Santé

EN SOUTIEN AU MOUVEMENT POPULAIRE ET PACIFIQUE : La famille de la santé mise sur des marches hebdomadaires

Les travailleurs de plusieurs corps du secteur de la Santé ont l’intention d’investir les rues de la , en particulier, ainsi que celles des autres villes du pays, à compter de la prochaine rentrée sociale. Ils comptent ainsi organiser des marches pacifiques chaque semaine dans le but de soutenir le mouvement populaire entamé le 22 février dernier.
C’est du moins ce qu’a relevé Lounès Ghachi, président du Syndicat national des paramédicaux (SAP) que nous avons contacté hier. D’après lui, c’est lors d’une assemblée générale, tenue mardi dernier, et ayant regroupée trois syndicats du secteur de la Santé, à savoir le SAP, le SNECHU et le SNML, que cette proposition a été faite. Ghachi a cependant expliqué que pour le moment aucune date n’a été fixée pour entamer cette marche, ce qui se fera dans les prochains jours, a-t-il précisé. Notre interlocuteur a laissé entendre, à ce propos que le choix se portera probablement pour la rentrée sociale. Il convient de rappeler, par ailleurs, que lors de cette AG autour de la crise que traverse le pays, il a été proposé une série de solutions pour une sortie de crise.
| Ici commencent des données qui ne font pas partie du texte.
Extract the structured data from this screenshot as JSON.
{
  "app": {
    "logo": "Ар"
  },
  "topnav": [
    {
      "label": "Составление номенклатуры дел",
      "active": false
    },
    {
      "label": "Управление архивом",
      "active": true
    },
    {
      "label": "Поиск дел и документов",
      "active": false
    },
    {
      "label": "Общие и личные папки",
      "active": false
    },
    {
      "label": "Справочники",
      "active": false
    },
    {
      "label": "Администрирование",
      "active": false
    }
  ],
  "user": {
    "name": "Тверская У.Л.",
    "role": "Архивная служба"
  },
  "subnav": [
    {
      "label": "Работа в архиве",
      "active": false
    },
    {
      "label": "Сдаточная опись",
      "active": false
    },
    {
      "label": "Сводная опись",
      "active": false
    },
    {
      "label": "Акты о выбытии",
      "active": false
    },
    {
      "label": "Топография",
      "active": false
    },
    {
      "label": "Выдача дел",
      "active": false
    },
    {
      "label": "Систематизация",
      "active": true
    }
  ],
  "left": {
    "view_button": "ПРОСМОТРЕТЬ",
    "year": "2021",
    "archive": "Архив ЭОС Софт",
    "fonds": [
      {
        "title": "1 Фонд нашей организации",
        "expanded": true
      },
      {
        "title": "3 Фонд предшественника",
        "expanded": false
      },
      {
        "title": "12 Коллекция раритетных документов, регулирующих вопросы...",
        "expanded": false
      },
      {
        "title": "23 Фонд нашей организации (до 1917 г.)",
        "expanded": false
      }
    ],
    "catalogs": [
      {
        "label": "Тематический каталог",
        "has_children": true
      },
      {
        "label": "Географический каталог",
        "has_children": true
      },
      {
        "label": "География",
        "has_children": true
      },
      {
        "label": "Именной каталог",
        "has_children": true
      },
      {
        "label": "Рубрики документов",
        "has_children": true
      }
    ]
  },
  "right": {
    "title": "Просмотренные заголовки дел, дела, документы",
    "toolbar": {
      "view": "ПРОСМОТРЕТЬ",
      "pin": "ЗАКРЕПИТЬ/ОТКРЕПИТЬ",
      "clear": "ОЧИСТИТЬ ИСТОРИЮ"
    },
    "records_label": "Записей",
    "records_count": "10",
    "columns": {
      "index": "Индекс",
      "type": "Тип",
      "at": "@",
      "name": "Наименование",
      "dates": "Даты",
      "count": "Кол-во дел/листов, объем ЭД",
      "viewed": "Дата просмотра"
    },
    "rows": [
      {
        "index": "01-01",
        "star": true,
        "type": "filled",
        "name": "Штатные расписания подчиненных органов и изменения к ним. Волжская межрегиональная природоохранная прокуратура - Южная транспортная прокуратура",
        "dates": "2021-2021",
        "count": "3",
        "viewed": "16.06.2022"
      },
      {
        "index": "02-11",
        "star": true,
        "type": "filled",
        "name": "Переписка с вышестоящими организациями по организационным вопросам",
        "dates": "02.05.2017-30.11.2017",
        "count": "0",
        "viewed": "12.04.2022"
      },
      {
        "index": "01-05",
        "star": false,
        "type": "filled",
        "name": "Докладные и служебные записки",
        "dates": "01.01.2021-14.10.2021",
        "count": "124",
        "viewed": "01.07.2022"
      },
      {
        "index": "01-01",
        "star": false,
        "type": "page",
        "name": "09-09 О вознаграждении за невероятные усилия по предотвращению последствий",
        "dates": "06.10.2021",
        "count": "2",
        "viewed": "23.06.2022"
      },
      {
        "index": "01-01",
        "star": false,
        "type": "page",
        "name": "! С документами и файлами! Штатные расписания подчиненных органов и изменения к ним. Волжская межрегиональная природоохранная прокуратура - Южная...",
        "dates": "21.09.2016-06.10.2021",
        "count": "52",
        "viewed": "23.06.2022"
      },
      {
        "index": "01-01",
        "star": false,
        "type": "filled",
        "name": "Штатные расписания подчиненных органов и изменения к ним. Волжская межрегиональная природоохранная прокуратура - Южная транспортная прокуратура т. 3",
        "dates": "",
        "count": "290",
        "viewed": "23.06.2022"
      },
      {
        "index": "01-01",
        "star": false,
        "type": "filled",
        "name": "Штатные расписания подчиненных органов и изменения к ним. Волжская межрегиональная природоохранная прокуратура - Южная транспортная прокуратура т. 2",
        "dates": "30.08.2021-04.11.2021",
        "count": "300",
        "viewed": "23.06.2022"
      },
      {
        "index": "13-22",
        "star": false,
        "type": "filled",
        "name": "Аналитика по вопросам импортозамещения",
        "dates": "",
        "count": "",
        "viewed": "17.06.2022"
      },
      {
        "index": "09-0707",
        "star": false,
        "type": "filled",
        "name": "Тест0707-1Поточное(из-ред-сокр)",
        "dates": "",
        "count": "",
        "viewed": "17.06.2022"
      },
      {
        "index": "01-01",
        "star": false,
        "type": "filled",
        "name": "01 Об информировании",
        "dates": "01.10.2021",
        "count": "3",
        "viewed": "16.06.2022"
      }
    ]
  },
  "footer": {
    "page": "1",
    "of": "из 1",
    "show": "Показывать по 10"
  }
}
Ainsi, les trois syndicats avaient souligné en premier lieu la nécessité de la démission dans les plus brefs délais d’Abdelkader Bensalah, de son poste de chef de l’État provisoire. Ce pas serait suivi par la dissolution du Conseil constitutionnel et du Parlement national avec ses deux chambres, notamment, la démission du gouvernement actuel. Selon la même source, le chef de l’État démissionnaire devra céder la présidence le jour de sa démission à un présidium de transition constitué de personnalités constitutionnelles n’ayant jamais fait partie de l’ancien système. Ces personnalités devraient être approuvées par le «Hirak». Ce présidium aura pour mission, précisent les trois syndicats de la santé, la gestion de l’État durant une période de 6 mois au maximum et l’installation d’un gouvernement provisoire de technocrates pour la gestion des affaires courantes de l’État. Il devra également veiller à la création d’une commission indépendante jouissant de toutes les prérogatives pour la préparation d’élections présidentielles propres et transparentes, qui, de son côté, aura la tâche de réviser la loi électorale et la réactualisation de la liste électorale.
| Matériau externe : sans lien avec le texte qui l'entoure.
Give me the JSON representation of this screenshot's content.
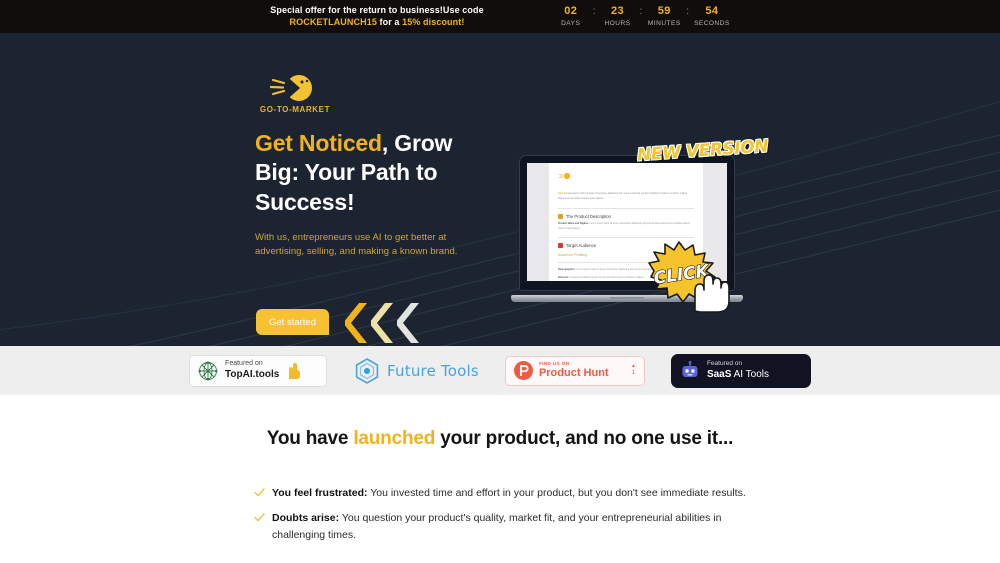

Alors que le mandat du présidium de transition devra prendre fin dès l’élection du président de la République, les mêmes acteurs appellent à l’organisation des élections présidentielles avec comme profil au niveau d’instructions élevé et proposant aux Algériens un véritable projet de société. Pour plus de transparence, ces syndicats proposent l’informatisation des élections par le moyen de la biométrie.